Surface De-Fluorination and Bond Modification of CFx by High-Density Hydrogen Plasma Processing

The Li/CFx (lithium/fluorinated carbon) primary battery has attracted worldwide interest from the academic community and industry. However, Li/CFx batteries encounter the issue of poor rate capability because of the poor electronic conductivity of CFx due to the strong covalent C-F bond. Herein, we reported a vapor-phase method, namely, a low-temperature plasma technique, to modify the surface morphology, chemical components, and the microstructure of CFx. High-density hydrogen plasma processing partially de-fluorinated the CFx surface with a gradient fluorine content in the CFx powders and resulted in the increased ionic C-F bond simultaneously on the surface of CFx.

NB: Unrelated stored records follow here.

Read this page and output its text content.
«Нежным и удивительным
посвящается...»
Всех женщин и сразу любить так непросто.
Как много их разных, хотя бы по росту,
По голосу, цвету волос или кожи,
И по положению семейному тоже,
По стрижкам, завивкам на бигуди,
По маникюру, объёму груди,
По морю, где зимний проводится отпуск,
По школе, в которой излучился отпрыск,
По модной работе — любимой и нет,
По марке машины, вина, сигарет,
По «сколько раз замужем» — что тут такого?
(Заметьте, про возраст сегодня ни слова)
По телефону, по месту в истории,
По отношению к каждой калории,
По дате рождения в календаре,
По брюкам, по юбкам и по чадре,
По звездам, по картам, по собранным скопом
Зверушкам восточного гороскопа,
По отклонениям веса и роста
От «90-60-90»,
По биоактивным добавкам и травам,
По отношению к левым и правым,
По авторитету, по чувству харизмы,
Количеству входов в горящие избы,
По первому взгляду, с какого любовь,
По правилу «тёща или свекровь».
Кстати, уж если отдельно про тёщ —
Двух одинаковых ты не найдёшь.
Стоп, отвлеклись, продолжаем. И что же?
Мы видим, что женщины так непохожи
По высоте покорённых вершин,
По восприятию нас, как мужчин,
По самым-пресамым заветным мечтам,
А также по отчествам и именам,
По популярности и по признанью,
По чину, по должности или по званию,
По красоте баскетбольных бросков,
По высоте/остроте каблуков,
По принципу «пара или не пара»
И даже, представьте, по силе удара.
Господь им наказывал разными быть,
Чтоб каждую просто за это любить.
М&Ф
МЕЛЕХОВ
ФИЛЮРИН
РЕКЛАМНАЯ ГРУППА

As a result, both the specific capacity and rate performance of the Li/CFx primary battery were significantly improved due to the enhanced electron and Li+ transfer evidenced by the electrochemical tests. Different from the commonly used liquid-phase/solid-phase methods, no centrifugation, filtration, or washing processes were involved in this time-saving, eco-friendly, and facile plasma technique of the present plasma method.

Automated summary

A low-temperature plasma technique was introduced to modify the surface structure and chemical components of CFx in Li/CFx batteries. This resulted in enhanced electron and Li+ transfer, significantly improving the battery's specific capacity and rate performance. This plasma method is time-saving, eco-friendly, and does not require centrifugation, filtration, or washing processes.